Ricercatore dell’università di Novara condannato a morte in Iran: lo credono una spia

di Redazione Blitz
Pubblicato il 2 Febbraio 2017 - 15:56 OLTRE 6 MESI FA

TEHERAN – Il ricercatore iraniano dell’università di Novara è stato condannato a morte in Iran. Ahmadreza Djalali è un medico iraniano e ricercatore in Italia scomparso dal 24 aprile 2016. Per mesi di lui non si è saputo nulla ma ora che è stato condannato a morte a Teheran con l’accusa di essere una spia. La moglie, che fino ad oggi ha taciuto per paura, ora ha rivelato che Djalali è prigioniero nel carcere di Evin ed è stato destinato alla pena capitale.

Viviana Mazza sul quotidiano Il Corriere della Sera scrive che dall’arresto del medico e ricercatore iraniano sono passati ormai nove mesi e ora la moglie, Vida Mehrannia, ha chiesto aiuto:

“All’inizio non ho denunciato la cosa perché un poliziotto ha chiamato la mia famiglia a Teheran avvertendo che non dovevo parlarne, e io temevo di danneggiare la situazione. Ma non posso più tacere: ieri Ahmad ha chiamato sua sorella, le ha detto che sarà giustiziato con l’accusa di collaborazione con Paesi nemici. Pensano che sia una spia. Ma è solo un ricercatore”.

La donna vive a Stoccolma con i figli di 5 e 13 anni ma è preoccupata per la sorte del marito, che è stato ricercatore a Novara tra il 2012 e il 2015 e ha continuato a lavorare in Iran fino al 24 aprile scorso, quando il regime lo ha arrestato:

“«Non aveva mai avuto problemi». Ma lo scorso 24 aprile, mentre era a Teheran su invito dell’Università, è scomparso. «Ad aprile non si è presentato a un incontro a Novara, e non è da lui», ci dice Francesco Della Corte, direttore del «Crimedim». «Abbiamo chiamato la moglie: ci ha detto che era stato coinvolto in un grave incidente ed era in coma». In realtà, Djalali era stato rinchiuso, senza processo, nella famigerata prigione di Evin”.

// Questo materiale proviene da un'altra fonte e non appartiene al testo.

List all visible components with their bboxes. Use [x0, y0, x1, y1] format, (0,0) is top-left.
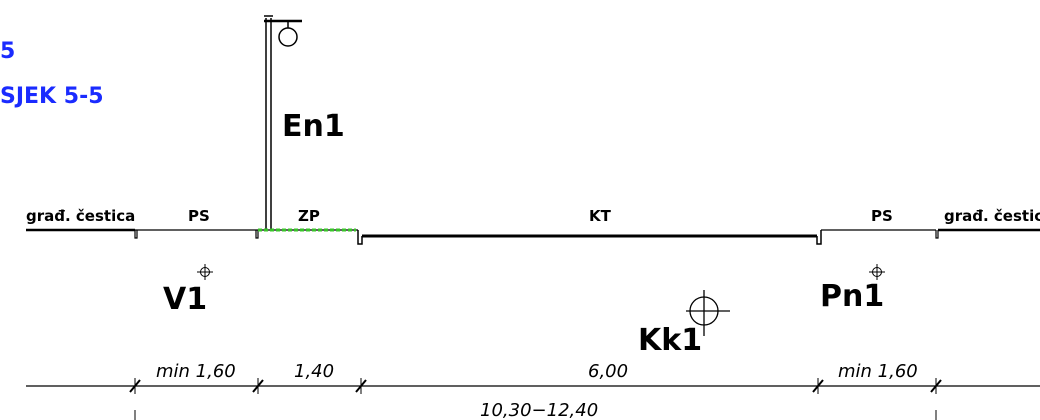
dimension-ps-right: min 1,60 [838, 361, 918, 382]
segment-label-zp: ZP [298, 207, 320, 225]
section-title: SJEK 5-5 [0, 84, 104, 109]
crosshair-v1-icon [197, 264, 213, 280]
dimension-line [26, 378, 1040, 420]
dimension-zp: 1,40 [294, 361, 334, 382]
segment-label-kt: KT [589, 207, 612, 225]
lamp-head-icon [278, 27, 298, 47]
tag-kk1: Kk1 [638, 323, 702, 358]
pole-tag: En1 [282, 109, 345, 144]
segment-label-ps-left: PS [188, 207, 210, 225]
segment-label-plot-right: građ. čestica [944, 207, 1040, 225]
dimension-ps-left: min 1,60 [156, 361, 236, 382]
crosshair-pn1-icon [869, 264, 885, 280]
crosshair-kk1-icon [686, 290, 730, 336]
segment-label-plot-left: građ. čestica [26, 207, 135, 225]
ground-line [26, 228, 1040, 245]
dimension-total: 10,30−12,40 [480, 400, 598, 420]
segment-label-ps-right: PS [871, 207, 893, 225]
section-number: 5 [0, 39, 15, 64]
tag-pn1: Pn1 [820, 279, 884, 314]
dimension-kt: 6,00 [588, 361, 628, 382]
lamp-pole [264, 15, 302, 230]
tag-v1: V1 [163, 282, 207, 317]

Dopo mesi in carcere, ora però arrivano le accuse di spionaggio e il ricercatore iraniano è stato condannato a morte

“I colleghi italiani e svedesi non credono affatto che Djalali sia una spia. Si chiedono se a metterlo nei guai possa essere stato il fatto di aver firmato articoli specialistici con ricercatori sauditi o di avere insegnato con professori israeliani nello stesso master e partecipato ad un progetto finanziato dall’Unione Europea (sulla gestione di emergenze radiologiche, chimiche e nucleari) insieme a un esperto israeliano. «L’unico suo scopo era migliorare la capacità operativa degli ospedali in Paesi poveri colpiti da terremoti e altri disastri», spiega Della Corte, che non gli ha mai sentito dire nulla di negativo sulla Repubblica Islamica”.

Il ricercatore è in grave pericolo e ora i colleghi di Italia e Svezia hanno lanciato un appello affinché il medico iraniano sia salvato.